A Lua vai se aproximando de Marte, Ana. A Lua está em Sagitário, na Casa 1 da Ana e quadrando o Sol, seu outro significador. Ela, que está em silêncio desde que o irmão partiu, se veste de forma provocante na festa, usando acessórios de prostitutas, que André guardava numa caixa. Como se desse um basta na Casa 12, onde não aguenta mais viver, experimentando uma liberdade que não era permitida, desafiando os irmãos e vizinhos, ela dança de forma provocante na frente de todos. A mãe as irmãs tentam contê-la, mas ninguém para Marte em Sagitário.
Pedro, o irmão mais velho, corre para pedir ajuda ao pai e conta sobre o relacionamento incestuoso dos irmãos. O pai, a Casa 4 abrindo em Capricórnio, Marte seu regente por exaltação na casa 3, dos irmãos, de Ana. A Lua, regente por exaltação da Casa 8 traz a Morte. A morte de Ana (Marte), pelo pai (Marte).
Silêncio. A Lua chega em seu exílio, Capricórnio, na Casa 4, a Casa da família e do pai. Este precisa mostrar autoridade.
A Lua chega na Parte da Fortuna, a essência do mapa, na casa das origens. Falando sobre as Partes Arábicas, pontos reflexos dos significados da narrativa, a parte de Nêmesis, que trata da desmesura, de cortar o mal pela raiz, está em Touro, justamente na Casa 8, da morte. Como se a morte restabelecesse a harmonia na família, fosse um tributo a ser pago. Além de reger Nêmesis, Vênus também governa a Parte de Eros, o amor, que está em Libra, bem no Ascendente. Amor e morte andam juntos em "Lavoura Arcaica". Nêmesis é o peso de Saturno, significador do pai e da Fortuna e é ele mesmo quem paga o tributo matando a filha.
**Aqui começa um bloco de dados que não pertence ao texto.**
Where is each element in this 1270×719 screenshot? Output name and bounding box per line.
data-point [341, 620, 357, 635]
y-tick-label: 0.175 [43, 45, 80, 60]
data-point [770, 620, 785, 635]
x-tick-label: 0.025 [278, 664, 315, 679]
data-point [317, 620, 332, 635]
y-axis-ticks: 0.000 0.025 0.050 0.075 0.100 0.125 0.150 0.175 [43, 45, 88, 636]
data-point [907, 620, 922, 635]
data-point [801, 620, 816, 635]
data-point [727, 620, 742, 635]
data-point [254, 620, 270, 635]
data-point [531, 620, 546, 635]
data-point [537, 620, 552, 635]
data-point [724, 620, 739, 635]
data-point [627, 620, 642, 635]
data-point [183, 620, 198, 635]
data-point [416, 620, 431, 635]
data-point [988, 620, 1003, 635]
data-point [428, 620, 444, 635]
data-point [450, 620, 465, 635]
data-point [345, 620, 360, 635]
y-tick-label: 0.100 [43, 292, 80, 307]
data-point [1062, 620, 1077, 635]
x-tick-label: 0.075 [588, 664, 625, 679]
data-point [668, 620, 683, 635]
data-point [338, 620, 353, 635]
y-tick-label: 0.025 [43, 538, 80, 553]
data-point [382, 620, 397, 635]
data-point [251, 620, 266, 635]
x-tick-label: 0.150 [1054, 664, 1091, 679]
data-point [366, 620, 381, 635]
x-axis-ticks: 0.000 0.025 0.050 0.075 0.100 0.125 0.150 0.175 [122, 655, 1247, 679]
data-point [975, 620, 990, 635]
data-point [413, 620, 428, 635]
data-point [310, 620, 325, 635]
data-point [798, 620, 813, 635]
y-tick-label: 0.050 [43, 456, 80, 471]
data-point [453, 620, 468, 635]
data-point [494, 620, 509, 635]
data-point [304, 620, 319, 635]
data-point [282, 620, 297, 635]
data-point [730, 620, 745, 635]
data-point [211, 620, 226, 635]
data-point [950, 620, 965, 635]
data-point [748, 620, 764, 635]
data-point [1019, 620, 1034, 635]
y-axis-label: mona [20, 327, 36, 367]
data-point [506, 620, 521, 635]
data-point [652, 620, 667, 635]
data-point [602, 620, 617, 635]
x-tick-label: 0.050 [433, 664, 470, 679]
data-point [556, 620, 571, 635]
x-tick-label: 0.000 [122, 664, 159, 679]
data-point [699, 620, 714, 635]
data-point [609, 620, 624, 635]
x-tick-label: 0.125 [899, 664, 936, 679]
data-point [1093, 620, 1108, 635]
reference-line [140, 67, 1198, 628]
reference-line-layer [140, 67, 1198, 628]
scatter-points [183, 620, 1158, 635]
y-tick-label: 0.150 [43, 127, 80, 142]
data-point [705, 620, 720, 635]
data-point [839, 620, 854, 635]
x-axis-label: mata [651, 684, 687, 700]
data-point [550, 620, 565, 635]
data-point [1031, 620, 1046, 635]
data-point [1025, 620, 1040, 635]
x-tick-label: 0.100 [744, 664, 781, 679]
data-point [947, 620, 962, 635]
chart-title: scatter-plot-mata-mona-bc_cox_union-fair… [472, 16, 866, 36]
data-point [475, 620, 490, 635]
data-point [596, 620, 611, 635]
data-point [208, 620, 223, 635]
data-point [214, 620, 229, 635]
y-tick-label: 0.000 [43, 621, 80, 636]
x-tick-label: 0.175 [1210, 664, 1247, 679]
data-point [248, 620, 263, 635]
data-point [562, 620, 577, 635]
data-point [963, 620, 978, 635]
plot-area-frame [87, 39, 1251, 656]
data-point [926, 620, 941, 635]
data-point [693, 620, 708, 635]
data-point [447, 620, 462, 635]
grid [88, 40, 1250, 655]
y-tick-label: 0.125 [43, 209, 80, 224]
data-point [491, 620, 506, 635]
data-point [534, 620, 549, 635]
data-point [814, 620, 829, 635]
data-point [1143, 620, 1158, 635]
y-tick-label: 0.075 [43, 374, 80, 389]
A Parte do Espírito, o vir a ser, está em Câncer, no MC; a família em primeiro lugar mesmo que os irmãos Castor e Pollux sejam sacrificados. "Lavoura Arcaica" é sobre isso, sobre amor que é punido, sobre tributos que se paga a Saturno, a Cronos, ao tempo.
O filme termina e, enquanto os créditos sobem na tela, podemos escutar um trecho de sermão do pai, remetendo à essência do longa-metragem. "O tempo é o maior tesouro de que um homem pode dispor; embora inconsumível, o tempo é o nosso melhor alimento; sem medida que o conheça, o tempo é, contudo, nosso bem de maior grandeza: não tem começo, não tem fim; rico não é o homem que coleciona e se pesa num amontoado de moedas, nem aquele, devasso, que estende, mãos e braços, em terras largas; rico só é o homem que aprendeu, piedoso e humilde, a conviver com o tempo, aproximando-se dele com ternura, não se rebelando contra o seu curso, brindando-o antes com sabedoria para receber dele os favores e não sua ira; o equilíbrio da vida está essencialmente deste bem supremo, e quem souber com acerto a quantidade de vagar, ou a de espera, que se deve pôr nas coisas, não corre nunca o risco, ao buscar por elas, de defrontar-se com o que não é; pois só a justa medida do tempo dá a justa natureza das coisas." Assim conclui Saturno, narrador da carta, regente do pai.
Eu sou Mariana Candeias (@magaastrologica) e sou apaixonada por esse filme, na época do lançamento assisti 7 vezes em menos de três meses. Uma honra estrear aqui com ele. Agradeço ao João, Rafa e Analu por abrirem tantas janelas no quarto de minha pensão.